Disciplina che è applicabile anche nel caso in esame in base alla normativa transitoria di cui all’art. 3 l. n. 87-94, che ha esteso la computabilità dell’indennità integrativa speciale anche per i dipendenti cessati dal servizio dopo il 30 novembre 1984, nonché per quei dipendenti per i quali non fossero ancora giuridicamente esauriti i rapporti attinenti alla liquidazione dell’indennità di buonuscita o analogo trattamento.
Ipotesi quest’ultima in cui rientra la presente fattispecie, atteso che la delibera di liquidazione dell’indennità di fine rapporto è stata adottata solo in data 3 febbraio 1997 (delibera G.M. n. 170), mentre la l. n. 87-94 è entrata in vigore il 6 febbraio 1994.
Gli argomenti suesposti determinano la reiezione del secondo motivo di appello subordinato.
Né può ritenersi accoglibile la prospettazione del Comune appellante con il terzo motivo d’appello subordinato, poiché l'art. 3, comma 1, l. n. 87-94, ai fini del calcolo dell'indennità integrativa speciale a regime, quando usa la locuzione "dopo" (e non il) "il 30 novembre 1984" intende riferirsi a coloro che hanno continuato a lavorare anche dopo detta data, e non a coloro che, entro detta data, erano stati collocati a riposo.
In altre parole, ai sensi dell'art. 3, l. 29 gennaio 1994, n. 87, il computo dell'indennità integrativa speciale nella determinazione della buonuscita dei dipendenti pubblici viene applicato ai dipendenti che siano cessati dal servizio dopo il 30 novembre 1984 e ai loro superstiti, nonché a quelli per i quali non siano ancora giuridicamente esauriti i rapporti attinenti alla liquidazione dell'indennità di buonuscita od analogo trattamento;solo ove il ricorrente era stato collocato in pensione prima della data del 30 novembre 1984, la relativa domanda deve essere presentata entro il termine perentorio del 30 settembre 1994 (cfr. Consiglio di Stato, sez.

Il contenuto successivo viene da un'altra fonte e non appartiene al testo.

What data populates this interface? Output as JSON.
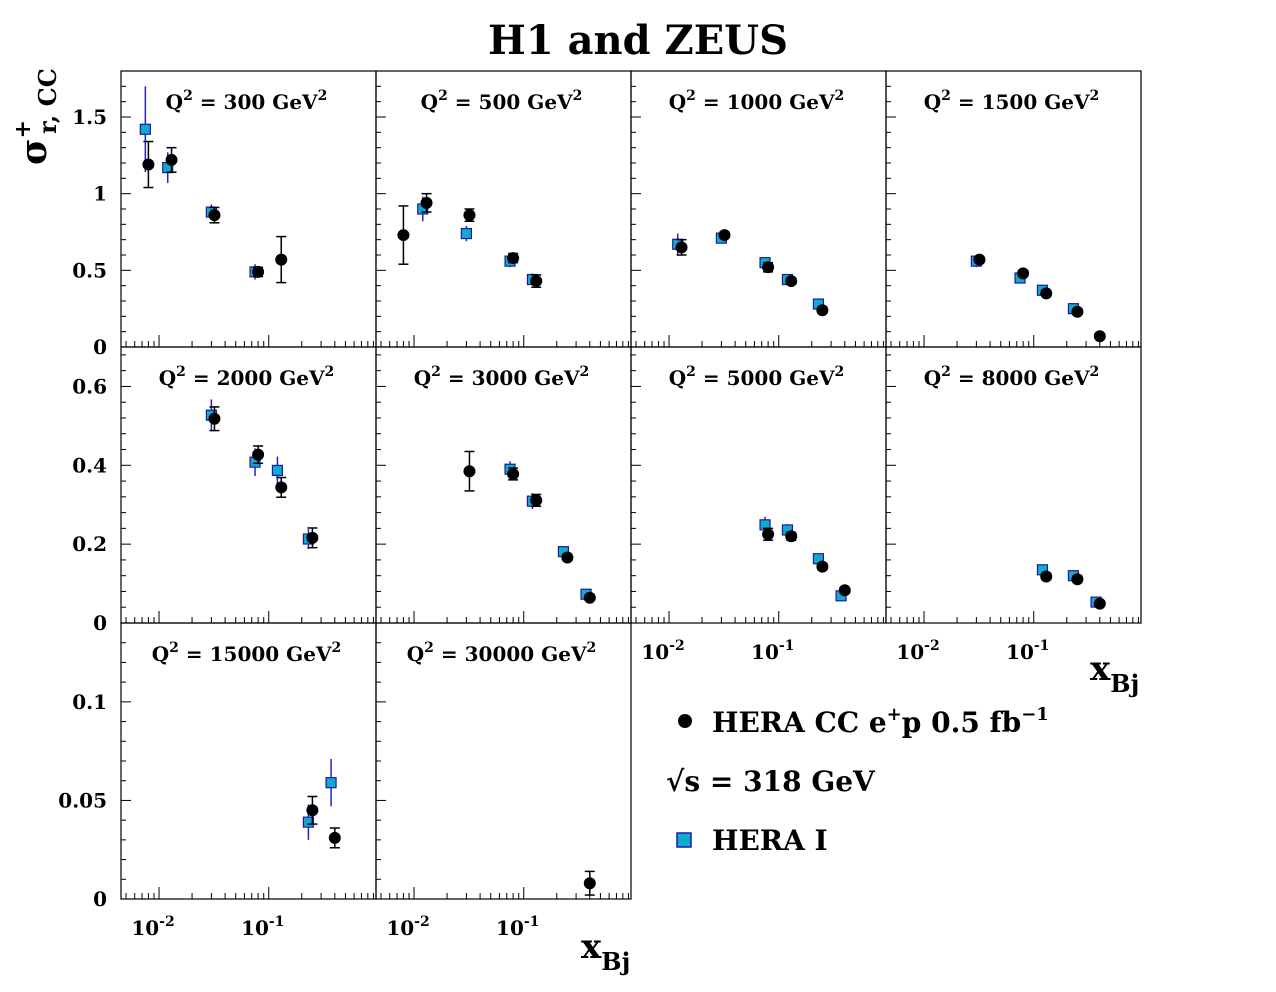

VI, 27 giugno 2008, n. 3278).
Quanto ai contributi previdenziali, il motivo di appello, formulato al punto quattro nell’atto di appello, è infondato, poiché la relativa restituzione non è giustificata dal TAR ai sensi dell’art. 2033 c.c., bensì è configurata quale conseguenza dell’accertamento del diritto all’indennità di fine rapporto con riferimento al periodo temporale 31 ottobre 1980 – 1° giugno 1984;pertanto, il motivo d’appello, così come formulato non è pertinente.
Il Collegio ritiene di dover chiarire, per ragioni di evidente esaustività della materia, che, fermo restando quanto statuito dal TAR in ordine agli interessi legali ed alla rivalutazione monetaria dovuti per il ritardo con il quale è stato liquidato il trattamento di fine rapporto, detti accessori non spettano in conseguenza del computo dell’indennità integrativa speciale ai sensi dell’art. 2, comma 4, l. 87-94 (cfr. la decisone di questo Consiglio, sez. VI, n. 1461 del 19 ottobre 1999).
Le spese di lite del presente grado di giudizio possono essere compensate sussistendo giusti motivi.